CASE2 病人:05
総志朗が彩香の病室に訪れるようになって、2週間が過ぎた。
そのたった短い期間の中でも、彩香は自分が日に日に弱っていっているのを実感していた。
指先に力が入らない。
ゴハンを食べてもすぐに吐いてしまい、体重はどんどん落ちてゆく。
すっかりとこけた頬をなでる。
こうして、だんだん弱って、最後には死んでしまう。
そう思うとぞっとして、自分の体を抱きしめる。
その体が自分が思っていた以上に細いことに、彩香は気付いた。
体の芯がすっと冷えるのを感じた。
怖い。死はもう目の前まで迫ってきている。
「彩香ちゃん、いる?」
ベッドを囲むカーテンの向こうで、総志朗のシルエットが動いた。
「い、いるよ」
慌てて返事をすると、総志朗はカーテンを少しだけひいて、顔をひょっこりとつきだした。
「どう? 調子は?」
「……変わらない」
今日は笑顔が作れない。
妙にイライラする気持ちを抑えられず、いつもとは違う、つっけんどんな返事をする。
総志朗は不思議そうに首をかしげた。
「今日は桃買ってきたんだ。
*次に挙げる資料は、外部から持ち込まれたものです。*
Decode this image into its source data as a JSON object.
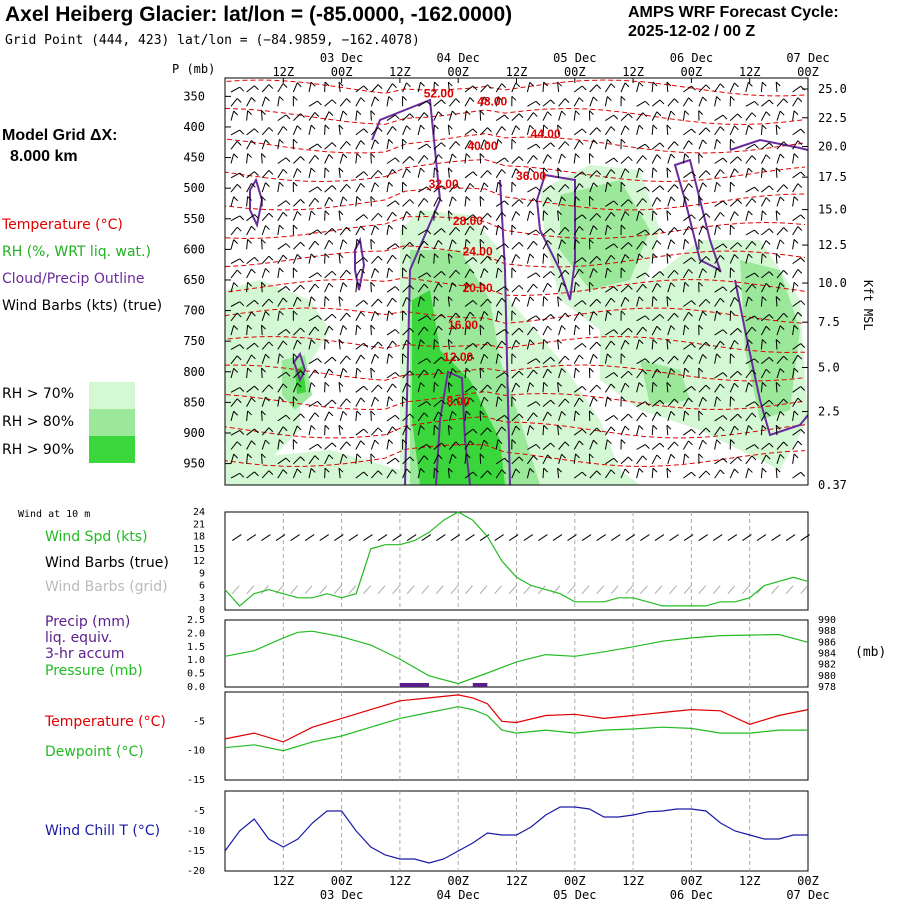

食べれる?」
「……いらない」
「どうした?」
いらつく気持ちが表情に出ていたのだろう。
総志朗が心配そうに彩香の顔を覗き込むが、彩香は顔をそらす。
今日はひとりになりたい。誰とも関わりたくない。
そんな思いが胸の中に広がると同時に、総志朗が帰ってしまい、独りになる自分を想像して、彩香はおびえた。
相反した矛盾だらけの気持ち。
どちらが今の自分の本当の気持ちかわからず、困惑する。
チリチリと腹の底で、何かが燃えているような感覚。
止められない感情がどろどろと吹きだしてくる。
「私、死ぬの」
「え?」
「死ぬんだよ! どんなに頑張っても、もうすぐ死ぬんだよ!」
言葉が抑えきれずに溢れ出す。
骨と皮だけになって、死にゆく自分の運命が呪わしい。
なぜ、こんな運命を辿らなければならないのか。
自分以外の人間は、これからも、平然と世界を謳歌して生きてゆくのに。
「どうして、こんな目に会うの?! なんで私なの?! こんな! こんな風に死ぬのなんて嫌! こんな場所でただ死ぬのを待ってるだけなんて、嫌!」
細くなった指。白くなった肌。あばらの見えた腹。
すべてが死へのカウントダウンのような気がして、恐ろしくなる。
「彩香ちゃん」
総志朗の手が、彩香の肩に触れる。
「優しくしないで! どうせ死ぬから、同情してるんでしょ?! そんな気持ちなんていらない!」
「彩香ちゃん!」
肩をつかまれ、目線を上げた。
緑色がちらつく瞳に、吸い込まれそうになる。
「同情なんかじゃない。オレだって、不安なんだ。オレも、怖いんだよ。彩香と一緒なんだ。怖いんだ。怖いんだ……!」
「え……」
強く抱きしめられ、めまいがした。
なにが不安なの? 怖い? なにが?
問いは言葉にならない。
窒息しそうなほどの抱擁に、彩香は涙がこみ上げてきた。
そうだ。この人は、私と同じ場所にいる。同じ恐怖を抱えてる。
それが何に対する恐怖なのか、彩香にはわからなかった。
それでも、体を芯から温めてくれる、総志朗の体の温もりに彩香は愛しさを感じる。
違う。ああ、これは。
先ほどまで感じていた激情が沈み、代わりに湧き出てきた感情。
バカみたい。もうすぐ死んじゃうのに、恋をするなんて。
……これは、恋だ。私、本当にこの人に惹かれてる。
寂しさを埋めてくれたからなのか、そばにいてくれたからなのか、同じ気持ちを共有しているからなのか、それはわからない。
けれど、彩香ははっきりと自覚した。
脈打ち、生きたいと奏でる、自分の心臓の早鐘の音を。
同じ。
同じ気持ち。
ねえ、総志朗。
あなたが彩香ちゃんに感じていたものは何だったの?
必死に生きようとする彩香ちゃんの姿が、私は忘れられないよ。
彼女のそばで、あなたがやろうとしたこと、それは、あなた自身の望みだったのかもしれないね。